M. and I live like two small timetables. We work all the morning and from tea to supper. After supper we read aloud and smoke; in the afternoon he goes walking and I crawling. The days seem to go by faster and faster. One beaming servant who wears peasant ‘bodies’ and full skirts striped with velvet looks after everything. And though the chalêt is so arcadian it has got a bathroom with hot water and central heating for the winter and a piano and thick carpets and sunblinds. I am too old not to rejoice in these creature comforts as well.

The only person whom we see is my Cousin Elizabeth who lives half an hour's scramble away. We exchange Chateaubriand and baskets of apricots and have occasional lovely talks which are rather like what talks in the after-life page 122 will be like, I imagine … ruminative, and reminiscent— although dear knows what it is really all about. How strange talking is—what mists rise and fall—how one loses the other and then thinks to have found the other— then down comes another soft final curtain… But it is incredible—don't you feel—how mysterious and isolated we each of us are—at the last. I suppose one ought to make this discovery once and for all, but I seem to be always making it again.

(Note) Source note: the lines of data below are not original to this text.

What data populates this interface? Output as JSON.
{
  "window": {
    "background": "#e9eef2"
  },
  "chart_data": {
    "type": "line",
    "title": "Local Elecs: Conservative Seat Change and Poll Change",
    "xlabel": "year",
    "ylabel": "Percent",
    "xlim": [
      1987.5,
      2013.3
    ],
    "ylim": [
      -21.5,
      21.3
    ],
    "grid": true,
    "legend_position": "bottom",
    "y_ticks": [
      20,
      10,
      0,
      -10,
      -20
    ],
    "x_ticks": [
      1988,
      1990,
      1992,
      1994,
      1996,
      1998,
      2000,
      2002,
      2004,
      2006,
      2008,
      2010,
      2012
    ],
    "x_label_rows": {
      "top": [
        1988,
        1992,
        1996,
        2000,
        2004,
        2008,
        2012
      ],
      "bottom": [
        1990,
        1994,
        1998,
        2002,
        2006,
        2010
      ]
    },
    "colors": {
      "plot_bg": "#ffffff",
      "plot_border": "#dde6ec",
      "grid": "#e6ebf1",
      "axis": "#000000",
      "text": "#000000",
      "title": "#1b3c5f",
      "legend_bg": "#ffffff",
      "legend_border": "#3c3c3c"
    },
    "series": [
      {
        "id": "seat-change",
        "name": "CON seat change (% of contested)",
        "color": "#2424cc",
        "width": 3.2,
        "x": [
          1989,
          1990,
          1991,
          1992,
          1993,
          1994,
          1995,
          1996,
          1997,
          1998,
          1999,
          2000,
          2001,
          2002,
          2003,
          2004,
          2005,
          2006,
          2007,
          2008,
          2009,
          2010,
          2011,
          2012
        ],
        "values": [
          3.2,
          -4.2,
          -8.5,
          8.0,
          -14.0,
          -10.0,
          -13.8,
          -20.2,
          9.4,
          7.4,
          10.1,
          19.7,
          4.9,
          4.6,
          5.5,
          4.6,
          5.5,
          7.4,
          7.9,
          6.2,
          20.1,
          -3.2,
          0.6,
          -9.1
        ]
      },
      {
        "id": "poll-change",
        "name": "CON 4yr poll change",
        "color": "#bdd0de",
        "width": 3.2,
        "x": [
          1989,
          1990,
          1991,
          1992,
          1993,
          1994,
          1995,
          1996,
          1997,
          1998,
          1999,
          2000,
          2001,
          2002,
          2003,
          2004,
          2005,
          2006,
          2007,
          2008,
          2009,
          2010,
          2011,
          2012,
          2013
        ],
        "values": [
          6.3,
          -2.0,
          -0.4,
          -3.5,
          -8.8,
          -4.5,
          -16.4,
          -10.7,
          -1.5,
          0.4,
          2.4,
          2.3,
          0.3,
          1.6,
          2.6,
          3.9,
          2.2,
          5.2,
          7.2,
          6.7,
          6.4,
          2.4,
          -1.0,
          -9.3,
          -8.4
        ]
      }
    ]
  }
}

It seems to me that writers don't acknowledge it half enough. They pretend to know all there is in the parcel. But how is one to do it without seeming vague?

Some novels have been flying up our mountain side lately. … I wish a writer would rise up—a new one—a really good one.

I keep on with my short stories. I have been doing a series for The Sphere, because it pays better than any other paper I know. But now they are done I don't believe they are much good. Too simple. It is always the next story which is going to contain everything, and that next story is always just out of reach. One seems to be saving up for it. I have been reading Shakespeare as usual. The Winter's Tale again. All the beginning is very dull—isn't it? That Leontes is an intolerable man and I hate gentle Hermione. Her strength of mind, too, in hiding just round the corner from him for 15 years is terrifying! But Oh—the Shepherd scene is too perfect. Now I am embedded in Measure for Measure. I had no idea it was so good. M. reads aloud in the evenings and we make notes. There are moments when our life is rather like a school for two! I see us walking out crocodile for two and correcting each other's exercises. But no—not really.

Is this a Fearfully dull letter? I'm afraid it is. I'm afraid “Katherine has become so boring nowadays.”